First Genetically Engineered Pig Lung Transplanted into a Human Survives 9 Days
A six-gene-edited pig lung transplanted into a brain-dead male recipient functioned for 216 hours, marking a historic xenotransplantation milestone.
Summary
Chinese surgeons transplanted a lung from a genetically engineered pig into a 39-year-old brain-dead man following a brain hemorrhage, monitoring the organ for nine days. The pig donor had six gene edits designed to reduce immune rejection. The transplanted lung remained viable throughout the 216-hour observation period with no hyperacute rejection or infection detected. Significant swelling resembling primary graft dysfunction appeared at 24 hours, likely from ischemia-reperfusion injury. Antibody-mediated rejection caused damage on days 3 and 6, with partial recovery by day 9. An intensive immunosuppression regimen was required. While challenges around rejection and infection persist, this case establishes that pig-to-human lung xenotransplantation is feasible and sets the stage for further preclinical research.
Detailed Summary
Organ donor shortages kill thousands of patients each year awaiting lung transplants. Xenotransplantation — transplanting organs from animals into humans — has long been pursued as a potential solution, but the lung has remained an especially daunting frontier due to its direct exposure to the immune system and the environment. According to the authors, genetically engineered pig lungs had not previously been transplanted into humans, making this the first reported case of its kind.
Researchers at Guangzhou Medical University transplanted a lung from a six-gene-edited pig into a 39-year-old brain-dead male recipient who had suffered a brain hemorrhage. The genetic modifications were designed to reduce immune attack and improve compatibility with human physiology. The team monitored the xenograft continuously over a 216-hour (nine-day) postoperative period.
The transplanted lung maintained viability and respiratory function throughout monitoring. Critically, no hyperacute rejection — the rapid, catastrophic immune attack most feared in xenotransplantation — was observed. At 24 hours, severe pulmonary edema consistent with primary graft dysfunction appeared, attributed to ischemia-reperfusion injury during transplantation. Antibody-mediated rejection caused measurable organ damage on postoperative days 3 and 6, though partial recovery was documented by day 9.
The immunosuppression protocol was aggressive and multifaceted, including rabbit anti-thymocyte globulin, basiliximab, rituximab, eculizumab, tofacitinib, tacrolimus, mycophenolate mofetil, and tapering steroids — adjusted dynamically based on real-time immune assessments.

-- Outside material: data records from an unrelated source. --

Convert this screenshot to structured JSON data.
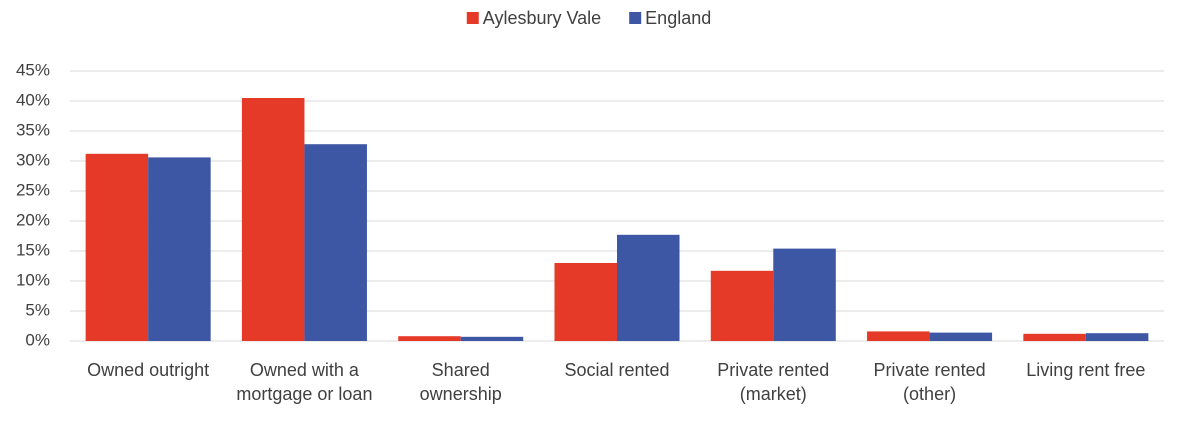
{
  "chart_data": {
    "type": "bar",
    "categories": [
      "Owned outright",
      "Owned with a mortgage or loan",
      "Shared ownership",
      "Social rented",
      "Private rented (market)",
      "Private rented (other)",
      "Living rent free"
    ],
    "series": [
      {
        "name": "Aylesbury Vale",
        "color": "#e63a29",
        "values": [
          31.2,
          40.5,
          0.8,
          13.0,
          11.7,
          1.6,
          1.2
        ]
      },
      {
        "name": "England",
        "color": "#3e57a5",
        "values": [
          30.6,
          32.8,
          0.7,
          17.7,
          15.4,
          1.4,
          1.3
        ]
      }
    ],
    "ylim": [
      0,
      45
    ],
    "yticks": [
      {
        "value": 0,
        "label": "0%"
      },
      {
        "value": 5,
        "label": "5%"
      },
      {
        "value": 10,
        "label": "10%"
      },
      {
        "value": 15,
        "label": "15%"
      },
      {
        "value": 20,
        "label": "20%"
      },
      {
        "value": 25,
        "label": "25%"
      },
      {
        "value": 30,
        "label": "30%"
      },
      {
        "value": 35,
        "label": "35%"
      },
      {
        "value": 40,
        "label": "40%"
      },
      {
        "value": 45,
        "label": "45%"
      }
    ],
    "grid": true,
    "legend": "top"
  }
}
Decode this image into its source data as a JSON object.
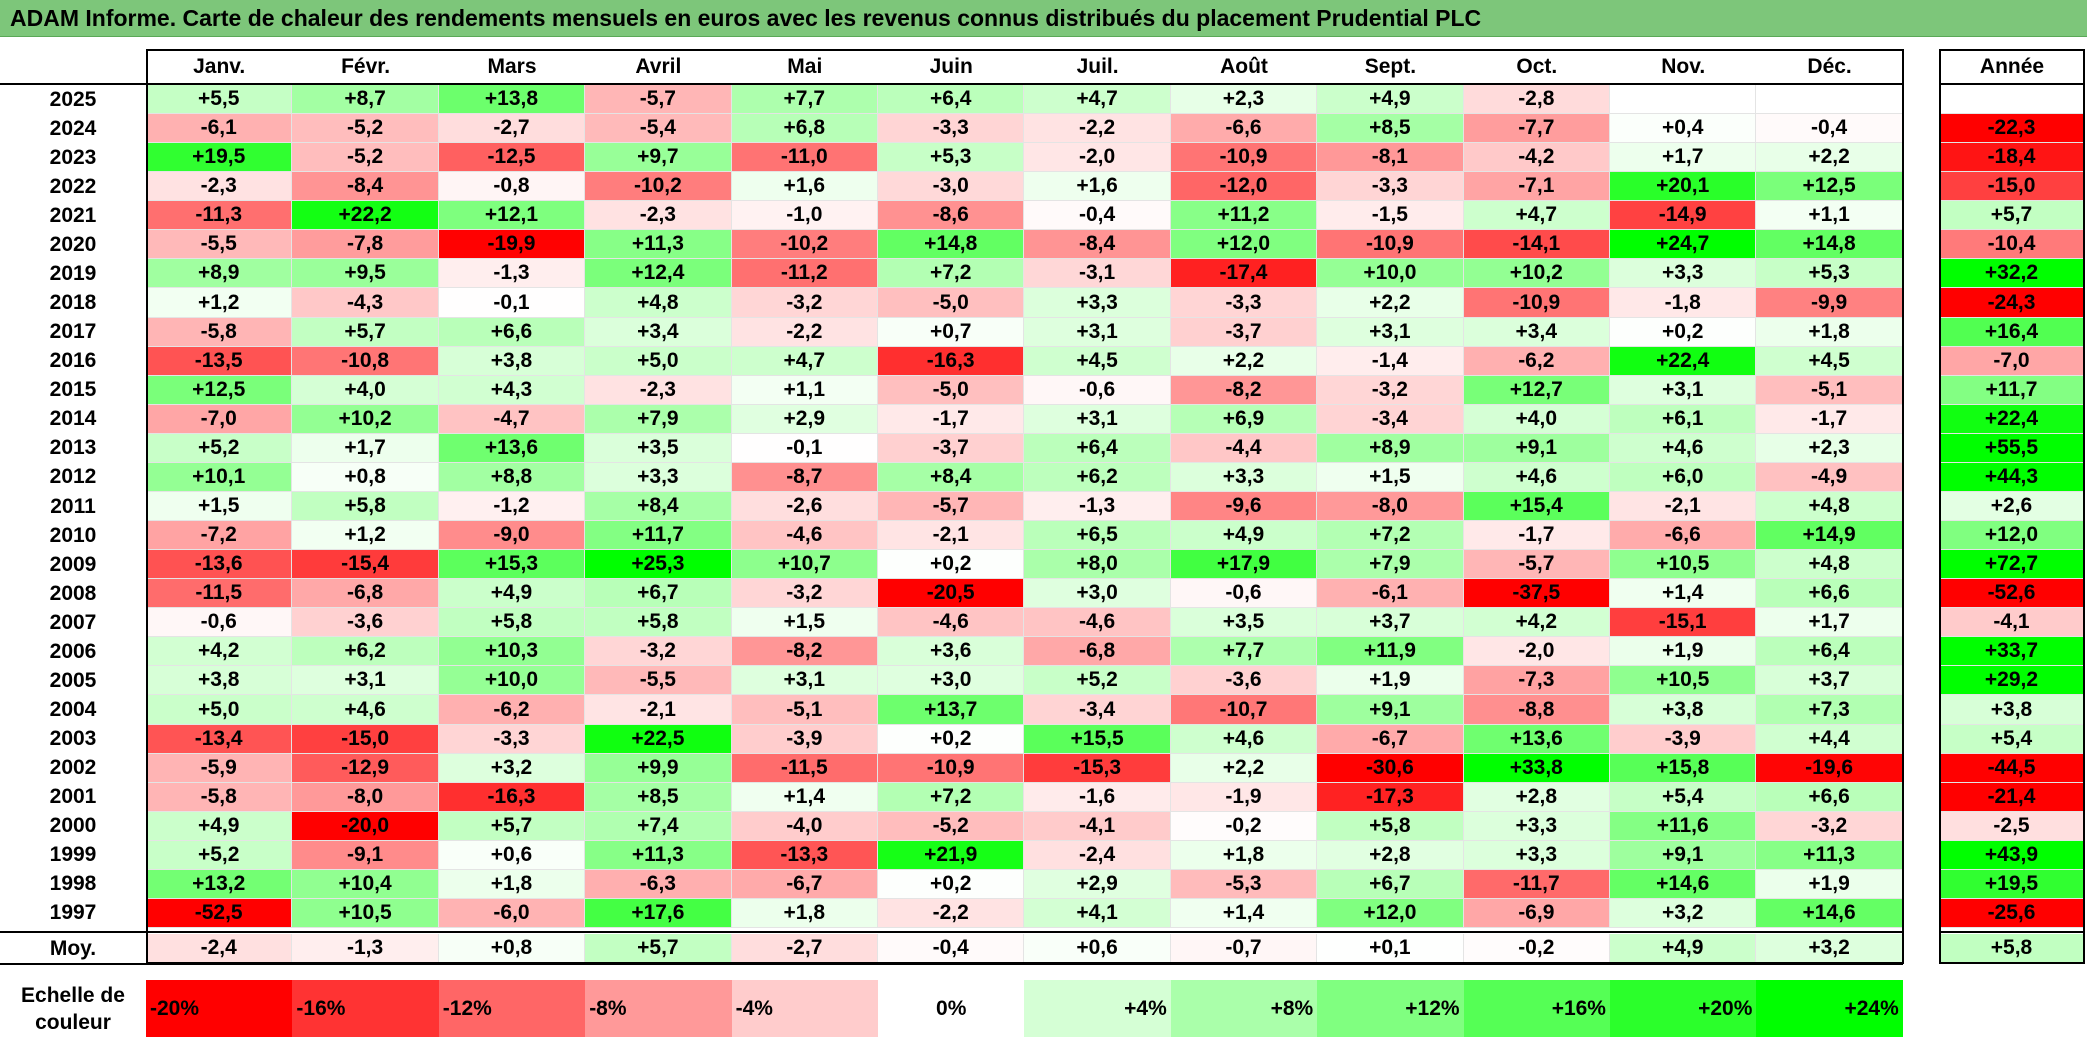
{
  "title": "ADAM Informe. Carte de chaleur des rendements mensuels en euros avec les revenus connus distribués du placement Prudential PLC",
  "months": [
    "Janv.",
    "Févr.",
    "Mars",
    "Avril",
    "Mai",
    "Juin",
    "Juil.",
    "Août",
    "Sept.",
    "Oct.",
    "Nov.",
    "Déc."
  ],
  "annual_header": "Année",
  "avg_label": "Moy.",
  "legend_label": "Echelle de couleur",
  "legend": [
    "-20%",
    "-16%",
    "-12%",
    "-8%",
    "-4%",
    "0%",
    "+4%",
    "+8%",
    "+12%",
    "+16%",
    "+20%",
    "+24%"
  ],
  "colors": {
    "negative": "#ff0000",
    "zero": "#ffffff",
    "positive": "#00ff00",
    "title_bar": "#7dc67a"
  },
  "chart_data": {
    "type": "heatmap",
    "title": "ADAM Informe. Carte de chaleur des rendements mensuels en euros avec les revenus connus distribués du placement Prudential PLC",
    "x": [
      "Janv.",
      "Févr.",
      "Mars",
      "Avril",
      "Mai",
      "Juin",
      "Juil.",
      "Août",
      "Sept.",
      "Oct.",
      "Nov.",
      "Déc.",
      "Année"
    ],
    "rows": [
      {
        "year": "2025",
        "values": [
          "+5,5",
          "+8,7",
          "+13,8",
          "-5,7",
          "+7,7",
          "+6,4",
          "+4,7",
          "+2,3",
          "+4,9",
          "-2,8",
          "",
          ""
        ],
        "annual": ""
      },
      {
        "year": "2024",
        "values": [
          "-6,1",
          "-5,2",
          "-2,7",
          "-5,4",
          "+6,8",
          "-3,3",
          "-2,2",
          "-6,6",
          "+8,5",
          "-7,7",
          "+0,4",
          "-0,4"
        ],
        "annual": "-22,3"
      },
      {
        "year": "2023",
        "values": [
          "+19,5",
          "-5,2",
          "-12,5",
          "+9,7",
          "-11,0",
          "+5,3",
          "-2,0",
          "-10,9",
          "-8,1",
          "-4,2",
          "+1,7",
          "+2,2"
        ],
        "annual": "-18,4"
      },
      {
        "year": "2022",
        "values": [
          "-2,3",
          "-8,4",
          "-0,8",
          "-10,2",
          "+1,6",
          "-3,0",
          "+1,6",
          "-12,0",
          "-3,3",
          "-7,1",
          "+20,1",
          "+12,5"
        ],
        "annual": "-15,0"
      },
      {
        "year": "2021",
        "values": [
          "-11,3",
          "+22,2",
          "+12,1",
          "-2,3",
          "-1,0",
          "-8,6",
          "-0,4",
          "+11,2",
          "-1,5",
          "+4,7",
          "-14,9",
          "+1,1"
        ],
        "annual": "+5,7"
      },
      {
        "year": "2020",
        "values": [
          "-5,5",
          "-7,8",
          "-19,9",
          "+11,3",
          "-10,2",
          "+14,8",
          "-8,4",
          "+12,0",
          "-10,9",
          "-14,1",
          "+24,7",
          "+14,8"
        ],
        "annual": "-10,4"
      },
      {
        "year": "2019",
        "values": [
          "+8,9",
          "+9,5",
          "-1,3",
          "+12,4",
          "-11,2",
          "+7,2",
          "-3,1",
          "-17,4",
          "+10,0",
          "+10,2",
          "+3,3",
          "+5,3"
        ],
        "annual": "+32,2"
      },
      {
        "year": "2018",
        "values": [
          "+1,2",
          "-4,3",
          "-0,1",
          "+4,8",
          "-3,2",
          "-5,0",
          "+3,3",
          "-3,3",
          "+2,2",
          "-10,9",
          "-1,8",
          "-9,9"
        ],
        "annual": "-24,3"
      },
      {
        "year": "2017",
        "values": [
          "-5,8",
          "+5,7",
          "+6,6",
          "+3,4",
          "-2,2",
          "+0,7",
          "+3,1",
          "-3,7",
          "+3,1",
          "+3,4",
          "+0,2",
          "+1,8"
        ],
        "annual": "+16,4"
      },
      {
        "year": "2016",
        "values": [
          "-13,5",
          "-10,8",
          "+3,8",
          "+5,0",
          "+4,7",
          "-16,3",
          "+4,5",
          "+2,2",
          "-1,4",
          "-6,2",
          "+22,4",
          "+4,5"
        ],
        "annual": "-7,0"
      },
      {
        "year": "2015",
        "values": [
          "+12,5",
          "+4,0",
          "+4,3",
          "-2,3",
          "+1,1",
          "-5,0",
          "-0,6",
          "-8,2",
          "-3,2",
          "+12,7",
          "+3,1",
          "-5,1"
        ],
        "annual": "+11,7"
      },
      {
        "year": "2014",
        "values": [
          "-7,0",
          "+10,2",
          "-4,7",
          "+7,9",
          "+2,9",
          "-1,7",
          "+3,1",
          "+6,9",
          "-3,4",
          "+4,0",
          "+6,1",
          "-1,7"
        ],
        "annual": "+22,4"
      },
      {
        "year": "2013",
        "values": [
          "+5,2",
          "+1,7",
          "+13,6",
          "+3,5",
          "-0,1",
          "-3,7",
          "+6,4",
          "-4,4",
          "+8,9",
          "+9,1",
          "+4,6",
          "+2,3"
        ],
        "annual": "+55,5"
      },
      {
        "year": "2012",
        "values": [
          "+10,1",
          "+0,8",
          "+8,8",
          "+3,3",
          "-8,7",
          "+8,4",
          "+6,2",
          "+3,3",
          "+1,5",
          "+4,6",
          "+6,0",
          "-4,9"
        ],
        "annual": "+44,3"
      },
      {
        "year": "2011",
        "values": [
          "+1,5",
          "+5,8",
          "-1,2",
          "+8,4",
          "-2,6",
          "-5,7",
          "-1,3",
          "-9,6",
          "-8,0",
          "+15,4",
          "-2,1",
          "+4,8"
        ],
        "annual": "+2,6"
      },
      {
        "year": "2010",
        "values": [
          "-7,2",
          "+1,2",
          "-9,0",
          "+11,7",
          "-4,6",
          "-2,1",
          "+6,5",
          "+4,9",
          "+7,2",
          "-1,7",
          "-6,6",
          "+14,9"
        ],
        "annual": "+12,0"
      },
      {
        "year": "2009",
        "values": [
          "-13,6",
          "-15,4",
          "+15,3",
          "+25,3",
          "+10,7",
          "+0,2",
          "+8,0",
          "+17,9",
          "+7,9",
          "-5,7",
          "+10,5",
          "+4,8"
        ],
        "annual": "+72,7"
      },
      {
        "year": "2008",
        "values": [
          "-11,5",
          "-6,8",
          "+4,9",
          "+6,7",
          "-3,2",
          "-20,5",
          "+3,0",
          "-0,6",
          "-6,1",
          "-37,5",
          "+1,4",
          "+6,6"
        ],
        "annual": "-52,6"
      },
      {
        "year": "2007",
        "values": [
          "-0,6",
          "-3,6",
          "+5,8",
          "+5,8",
          "+1,5",
          "-4,6",
          "-4,6",
          "+3,5",
          "+3,7",
          "+4,2",
          "-15,1",
          "+1,7"
        ],
        "annual": "-4,1"
      },
      {
        "year": "2006",
        "values": [
          "+4,2",
          "+6,2",
          "+10,3",
          "-3,2",
          "-8,2",
          "+3,6",
          "-6,8",
          "+7,7",
          "+11,9",
          "-2,0",
          "+1,9",
          "+6,4"
        ],
        "annual": "+33,7"
      },
      {
        "year": "2005",
        "values": [
          "+3,8",
          "+3,1",
          "+10,0",
          "-5,5",
          "+3,1",
          "+3,0",
          "+5,2",
          "-3,6",
          "+1,9",
          "-7,3",
          "+10,5",
          "+3,7"
        ],
        "annual": "+29,2"
      },
      {
        "year": "2004",
        "values": [
          "+5,0",
          "+4,6",
          "-6,2",
          "-2,1",
          "-5,1",
          "+13,7",
          "-3,4",
          "-10,7",
          "+9,1",
          "-8,8",
          "+3,8",
          "+7,3"
        ],
        "annual": "+3,8"
      },
      {
        "year": "2003",
        "values": [
          "-13,4",
          "-15,0",
          "-3,3",
          "+22,5",
          "-3,9",
          "+0,2",
          "+15,5",
          "+4,6",
          "-6,7",
          "+13,6",
          "-3,9",
          "+4,4"
        ],
        "annual": "+5,4"
      },
      {
        "year": "2002",
        "values": [
          "-5,9",
          "-12,9",
          "+3,2",
          "+9,9",
          "-11,5",
          "-10,9",
          "-15,3",
          "+2,2",
          "-30,6",
          "+33,8",
          "+15,8",
          "-19,6"
        ],
        "annual": "-44,5"
      },
      {
        "year": "2001",
        "values": [
          "-5,8",
          "-8,0",
          "-16,3",
          "+8,5",
          "+1,4",
          "+7,2",
          "-1,6",
          "-1,9",
          "-17,3",
          "+2,8",
          "+5,4",
          "+6,6"
        ],
        "annual": "-21,4"
      },
      {
        "year": "2000",
        "values": [
          "+4,9",
          "-20,0",
          "+5,7",
          "+7,4",
          "-4,0",
          "-5,2",
          "-4,1",
          "-0,2",
          "+5,8",
          "+3,3",
          "+11,6",
          "-3,2"
        ],
        "annual": "-2,5"
      },
      {
        "year": "1999",
        "values": [
          "+5,2",
          "-9,1",
          "+0,6",
          "+11,3",
          "-13,3",
          "+21,9",
          "-2,4",
          "+1,8",
          "+2,8",
          "+3,3",
          "+9,1",
          "+11,3"
        ],
        "annual": "+43,9"
      },
      {
        "year": "1998",
        "values": [
          "+13,2",
          "+10,4",
          "+1,8",
          "-6,3",
          "-6,7",
          "+0,2",
          "+2,9",
          "-5,3",
          "+6,7",
          "-11,7",
          "+14,6",
          "+1,9"
        ],
        "annual": "+19,5"
      },
      {
        "year": "1997",
        "values": [
          "-52,5",
          "+10,5",
          "-6,0",
          "+17,6",
          "+1,8",
          "-2,2",
          "+4,1",
          "+1,4",
          "+12,0",
          "-6,9",
          "+3,2",
          "+14,6"
        ],
        "annual": "-25,6"
      }
    ],
    "average": {
      "values": [
        "-2,4",
        "-1,3",
        "+0,8",
        "+5,7",
        "-2,7",
        "-0,4",
        "+0,6",
        "-0,7",
        "+0,1",
        "-0,2",
        "+4,9",
        "+3,2"
      ],
      "annual": "+5,8"
    },
    "color_scale": {
      "min": -20,
      "max": 24,
      "steps": [
        -20,
        -16,
        -12,
        -8,
        -4,
        0,
        4,
        8,
        12,
        16,
        20,
        24
      ]
    }
  }
}
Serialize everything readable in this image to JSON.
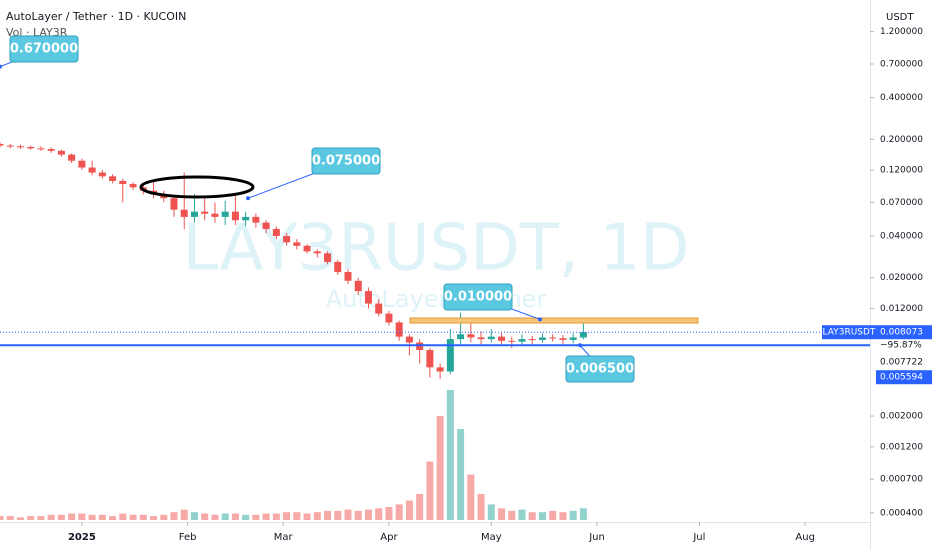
{
  "chart_data": {
    "type": "candlestick",
    "title": "AutoLayer / Tether · 1D · KUCOIN",
    "volume_label": "Vol · LAY3R",
    "watermark": "LAY3RUSDT, 1D",
    "watermark_subtitle": "AutoLayer / Tether",
    "y_axis_label": "USDT",
    "log_scale": true,
    "up_color": "#26a69a",
    "down_color": "#ef5350",
    "x": [
      0,
      3,
      6,
      9,
      12,
      15,
      18,
      21,
      24,
      27,
      30,
      33,
      36,
      39,
      42,
      45,
      48,
      51,
      54,
      57,
      60,
      63,
      66,
      69,
      72,
      75,
      78,
      81,
      84,
      87,
      90,
      93,
      96,
      99,
      102,
      105,
      108,
      111,
      114,
      117,
      120,
      123,
      126,
      129,
      132,
      135,
      138,
      141,
      144,
      147,
      150,
      153,
      156,
      159,
      162,
      165,
      168,
      171
    ],
    "open": [
      0.185,
      0.18,
      0.178,
      0.176,
      0.172,
      0.17,
      0.165,
      0.155,
      0.14,
      0.125,
      0.115,
      0.108,
      0.1,
      0.095,
      0.09,
      0.085,
      0.08,
      0.075,
      0.062,
      0.055,
      0.06,
      0.058,
      0.055,
      0.06,
      0.052,
      0.055,
      0.05,
      0.045,
      0.04,
      0.036,
      0.034,
      0.031,
      0.03,
      0.026,
      0.022,
      0.019,
      0.016,
      0.013,
      0.011,
      0.0095,
      0.0075,
      0.0068,
      0.006,
      0.0045,
      0.0042,
      0.0072,
      0.0078,
      0.0074,
      0.0072,
      0.0075,
      0.007,
      0.0069,
      0.0072,
      0.0071,
      0.0074,
      0.0073,
      0.0071,
      0.0074
    ],
    "high": [
      0.19,
      0.185,
      0.183,
      0.18,
      0.178,
      0.175,
      0.168,
      0.158,
      0.145,
      0.14,
      0.12,
      0.112,
      0.104,
      0.098,
      0.094,
      0.1,
      0.085,
      0.078,
      0.115,
      0.08,
      0.075,
      0.07,
      0.072,
      0.08,
      0.06,
      0.058,
      0.052,
      0.047,
      0.042,
      0.038,
      0.035,
      0.032,
      0.031,
      0.027,
      0.023,
      0.02,
      0.017,
      0.014,
      0.0115,
      0.0098,
      0.0078,
      0.0072,
      0.0062,
      0.0048,
      0.0085,
      0.0112,
      0.0098,
      0.0082,
      0.0085,
      0.008,
      0.0075,
      0.0078,
      0.0076,
      0.0079,
      0.0078,
      0.0077,
      0.0079,
      0.0098
    ],
    "low": [
      0.175,
      0.172,
      0.17,
      0.168,
      0.165,
      0.16,
      0.15,
      0.135,
      0.12,
      0.11,
      0.104,
      0.096,
      0.07,
      0.086,
      0.08,
      0.075,
      0.07,
      0.055,
      0.045,
      0.05,
      0.052,
      0.05,
      0.048,
      0.048,
      0.047,
      0.046,
      0.042,
      0.038,
      0.034,
      0.032,
      0.03,
      0.028,
      0.025,
      0.021,
      0.018,
      0.015,
      0.012,
      0.0105,
      0.009,
      0.007,
      0.0055,
      0.0048,
      0.0038,
      0.0037,
      0.004,
      0.0065,
      0.0068,
      0.0066,
      0.0068,
      0.0066,
      0.0062,
      0.0066,
      0.0066,
      0.0068,
      0.0069,
      0.0066,
      0.0067,
      0.0072
    ],
    "close": [
      0.18,
      0.178,
      0.176,
      0.172,
      0.17,
      0.165,
      0.155,
      0.14,
      0.125,
      0.115,
      0.108,
      0.1,
      0.095,
      0.09,
      0.085,
      0.08,
      0.075,
      0.062,
      0.055,
      0.06,
      0.058,
      0.055,
      0.06,
      0.052,
      0.055,
      0.05,
      0.045,
      0.04,
      0.036,
      0.034,
      0.031,
      0.03,
      0.026,
      0.022,
      0.019,
      0.016,
      0.013,
      0.011,
      0.0095,
      0.0075,
      0.0068,
      0.006,
      0.0045,
      0.0042,
      0.0072,
      0.0078,
      0.0074,
      0.0072,
      0.0075,
      0.007,
      0.0069,
      0.0072,
      0.0071,
      0.0074,
      0.0073,
      0.0071,
      0.0074,
      0.008073
    ],
    "volume": [
      3,
      3,
      2,
      3,
      3,
      4,
      4,
      5,
      5,
      4,
      4,
      3,
      5,
      4,
      4,
      3,
      4,
      6,
      8,
      6,
      5,
      4,
      5,
      5,
      4,
      4,
      5,
      5,
      6,
      6,
      5,
      6,
      7,
      7,
      8,
      7,
      8,
      9,
      10,
      12,
      15,
      20,
      45,
      80,
      100,
      70,
      35,
      20,
      12,
      9,
      7,
      8,
      6,
      6,
      7,
      6,
      7,
      9
    ],
    "xlim": [
      0,
      255
    ],
    "xticks": [
      {
        "value": 24,
        "label": "2025"
      },
      {
        "value": 55,
        "label": "Feb"
      },
      {
        "value": 83,
        "label": "Mar"
      },
      {
        "value": 114,
        "label": "Apr"
      },
      {
        "value": 144,
        "label": "May"
      },
      {
        "value": 175,
        "label": "Jun"
      },
      {
        "value": 205,
        "label": "Jul"
      },
      {
        "value": 236,
        "label": "Aug"
      }
    ],
    "ylim": [
      0.000355,
      2.03
    ],
    "yticks": [
      {
        "value": 1.2,
        "label": "1.200000"
      },
      {
        "value": 0.7,
        "label": "0.700000"
      },
      {
        "value": 0.4,
        "label": "0.400000"
      },
      {
        "value": 0.2,
        "label": "0.200000"
      },
      {
        "value": 0.12,
        "label": "0.120000"
      },
      {
        "value": 0.07,
        "label": "0.070000"
      },
      {
        "value": 0.04,
        "label": "0.040000"
      },
      {
        "value": 0.02,
        "label": "0.020000"
      },
      {
        "value": 0.012,
        "label": "0.012000"
      },
      {
        "value": 0.002,
        "label": "0.002000"
      },
      {
        "value": 0.0012,
        "label": "0.001200"
      },
      {
        "value": 0.0007,
        "label": "0.000700"
      },
      {
        "value": 0.0004,
        "label": "0.000400"
      }
    ],
    "annotations": [
      {
        "value": 0.67,
        "label": "0.670000"
      },
      {
        "value": 0.075,
        "label": "0.075000"
      },
      {
        "value": 0.01,
        "label": "0.010000"
      },
      {
        "value": 0.0065,
        "label": "0.006500"
      }
    ],
    "price_line": {
      "name": "LAY3RUSDT",
      "value": 0.008073,
      "label": "0.008073",
      "change": -95.87,
      "change_label": "−95.87%"
    },
    "price_tags": [
      {
        "value": 0.007722,
        "label": "0.007722"
      },
      {
        "value": 0.005594,
        "label": "0.005594"
      }
    ]
  }
}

The findings demonstrate proof-of-concept feasibility for pig-to-human lung xenotransplantation while honestly cataloguing remaining barriers. Rejection management and infection risk are unsolved problems. The brain-dead recipient model, while ethically appropriate for a first-in-human test, limits conclusions about long-term function or conscious patient outcomes. Substantial preclinical work is needed before any clinical application. Still, this milestone moves the field meaningfully forward.
Key Findings
- Pig lung transplanted into a brain-dead man survived 216 hours with no hyperacute rejection detected.
- Six targeted gene edits in the pig donor appeared sufficient to prevent catastrophic immediate immune rejection.
- Antibody-mediated rejection emerged on days 3 and 6 but partially resolved by day 9 with adjusted immunosuppression.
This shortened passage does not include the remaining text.